1984 erschien das Buch CHRISTMAS TRUCE von Malcolm Brown & Shirley Seaton, 2001 illustriert neu aufgelegt von Pan Books. Es ist das vielleicht letzte Zeugnis dafür, wie am Vorweihnachtsabend die Friedenssehnsucht eine kleine Weile über Machtpolitik triumphierte. Das Buch ist voll von bewegenden Erzählungen über sich begegnende "Feinde", oft in Gang gebracht durch das Lied "Stille Nacht, heilige Nacht". Nach erstem Zögern stieg man aus den Gräben und was sich dann abspielte war und ist wohl einmalig in der Geschichte der Menschen.
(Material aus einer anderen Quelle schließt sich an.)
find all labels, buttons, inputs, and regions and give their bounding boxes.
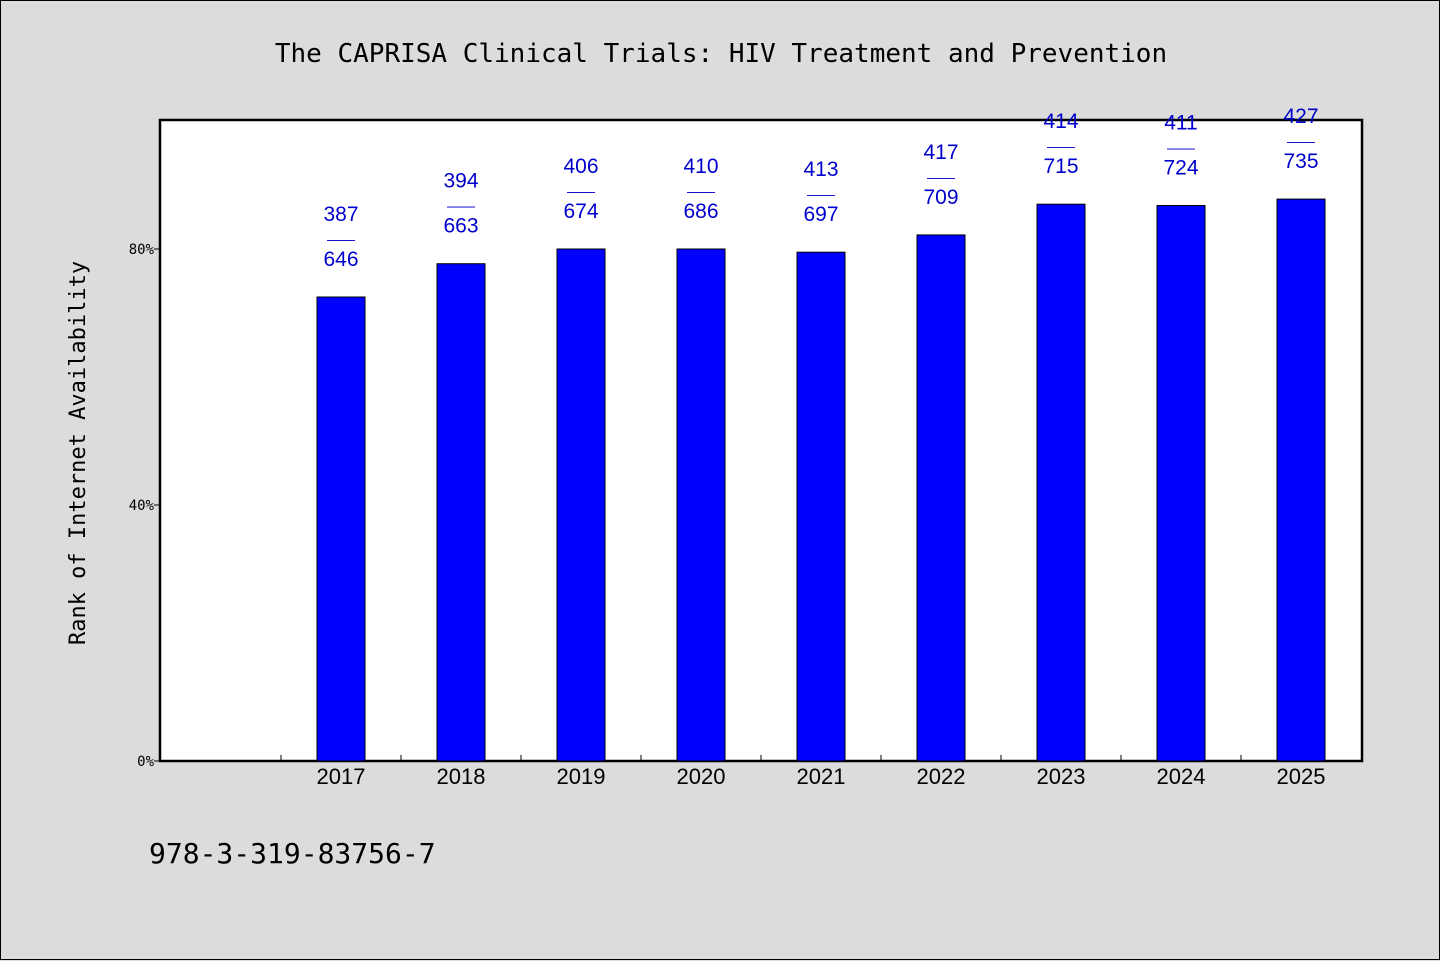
- data-label-bottom: 715: [1043, 155, 1078, 178]
- x-tick-label: 2025: [1277, 764, 1326, 789]
- x-axis: 2017 2018 2019 2020 2021 2022 2023 2024 2025: [280, 755, 1326, 789]
- data-label-top: 411: [1164, 111, 1197, 134]
- data-label-top: 417: [923, 141, 958, 164]
- isbn-footer: 978-3-319-83756-7: [149, 837, 436, 870]
- data-label-separator: ——: [1047, 138, 1075, 154]
- bar-2025: [1276, 198, 1326, 762]
- data-label-separator: ——: [927, 169, 955, 185]
- data-label-separator: ——: [687, 183, 715, 199]
- bar-2023: [1036, 203, 1086, 762]
- bar-2020: [676, 248, 726, 762]
- data-label-bottom: 686: [683, 200, 718, 223]
- data-label-bottom: 646: [323, 248, 358, 271]
- data-labels-group: 387——646394——663406——674410——686413——697…: [323, 105, 1318, 271]
- bar-2018: [436, 263, 486, 762]
- bar-2021: [796, 251, 846, 762]
- bar-2022: [916, 234, 966, 762]
- data-label-separator: ——: [807, 186, 835, 202]
- data-label-bottom: 697: [803, 203, 838, 226]
- data-label-bottom: 674: [563, 200, 598, 223]
- data-label-separator: ——: [567, 183, 595, 199]
- data-label-top: 394: [443, 170, 478, 193]
- bar-2019: [556, 248, 606, 762]
- data-label-bottom: 724: [1163, 156, 1198, 179]
- data-label-top: 414: [1043, 110, 1078, 133]
- y-tick-label: 40%: [129, 498, 155, 514]
- data-label-separator: ——: [1167, 139, 1195, 155]
- x-tick-label: 2022: [917, 764, 966, 789]
- x-tick-label: 2018: [437, 764, 486, 789]
- data-label-separator: ——: [1287, 133, 1315, 149]
- chart-title: The CAPRISA Clinical Trials: HIV Treatme…: [275, 39, 1167, 69]
- bar-2017: [316, 296, 366, 762]
- y-tick-label: 80%: [129, 242, 155, 258]
- x-tick-label: 2024: [1157, 764, 1206, 789]
- x-tick-label: 2023: [1037, 764, 1086, 789]
- y-tick-label: 0%: [137, 754, 154, 770]
- data-label-top: 387: [323, 203, 358, 226]
- data-label-separator: ——: [447, 198, 475, 214]
- data-label-top: 413: [803, 158, 838, 181]
- y-axis: 0% 40% 80%: [129, 242, 160, 770]
- x-tick-label: 2019: [557, 764, 606, 789]
- x-tick-label: 2017: [317, 764, 366, 789]
- data-label-top: 427: [1283, 105, 1318, 128]
- data-label-bottom: 663: [443, 215, 478, 238]
- data-label-bottom: 709: [923, 186, 958, 209]
- y-axis-label: Rank of Internet Availability: [66, 261, 91, 645]
- x-tick-label: 2021: [797, 764, 846, 789]
- bars-group: [316, 198, 1326, 762]
- x-tick-label: 2020: [677, 764, 726, 789]
- data-label-top: 410: [683, 155, 718, 178]
- data-label-bottom: 735: [1283, 150, 1318, 173]
- data-label-separator: ——: [327, 231, 355, 247]
- bar-2024: [1156, 204, 1206, 762]
- data-label-top: 406: [563, 155, 598, 178]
So zeigt ein deutscher Soldat einer Gruppe von Tommies ein Bild mit drei Frauen. Ein britischer Sergeant schaute es lange an und sagte: "when the war is over, I would like to marry your eldest daughter, she is beautiful." Der Soldat war entzückt, denn die 'eldest daughter' war seine Frau und die Mutter seiner beiden Töchter... Unzählige 'Souvernirs' wurden ausgetauscht - Pickelhauben, Liederbücher, Karabiner (!), Zigaretten, ein schottisches Hochlandregiment tauschte mit den gegenüberliegenden Bayern corned beef gegen Bier. Da der Boden auch am 25. noch hart gefroren war, traf man sich wieder im no man's land für gemeinsame Feldgottesdienste, Fussballspiele, tea parties etc. Bis fliegende Standgerichte den Geist von Weihnacht erschossen...

Die andere Meinung! Meinung? Das Wort mein kommt darin vor und ung. Aber was zum Teufel ist ung? Ein Besserwisser behauptet, es sei halt seine Mein…ung. Was will mein besser wissen als die, die andere ungen haben? Kriege entstehen demnach in der Mehrzahl aus ungen, aus sturen unveränderbaren ungen. Ungen verhandelbar zu machen wäre demnach sicherlich gefragt. Gegen Krankheiten setzten wir mit Erfolg Medikamente ein. Welches Medikament könnte nun schlechte ungen heilen? Kompromisse vielleicht? Kompromisse wie es die Schweiz seit langem einsetzt um den Frieden zu sichern. Wer recht hat zeigt die Zukunft, also weiss niemand wer wirklich recht hat. Darum Kompromisse als Lösung? NOBELPREIS! Das ist es! Das Zauberwort vom Zauberberg Schweiz heisst KOMPROMISSE eingehen (engl. Win-Win) Bedingt jedoch die Fähigkeit zu verhandeln, bedingt zudem ein ausgeprägtes Verantwortung und Fingerspitzengefühl. Millionen gesunder Söhnen und Väter, Frauen und Kinder würden weiterleben…..cathari

Danke für diese Erinnerung!
Wie Sie selber schreiben, war das aber "etwas Einmaliges in der von Kriegen wimmelnden Geschichte der Menschheit". Ab 1915 haben die Kommandanten solches Fraternisieren überall entschieden bekämpft. Zudem wandelte sich die Graben-Front zwischen "Nachbarn mit anderer Feltpostleitzahl" wegen der mörderischen Artillerie und Maschinengewehre zunehmend in kilometertiefe Kampfzonen mit dezentriert herumirrenden Infanteriezügen und Hinterhalte legenden Maschinengewehrschützen.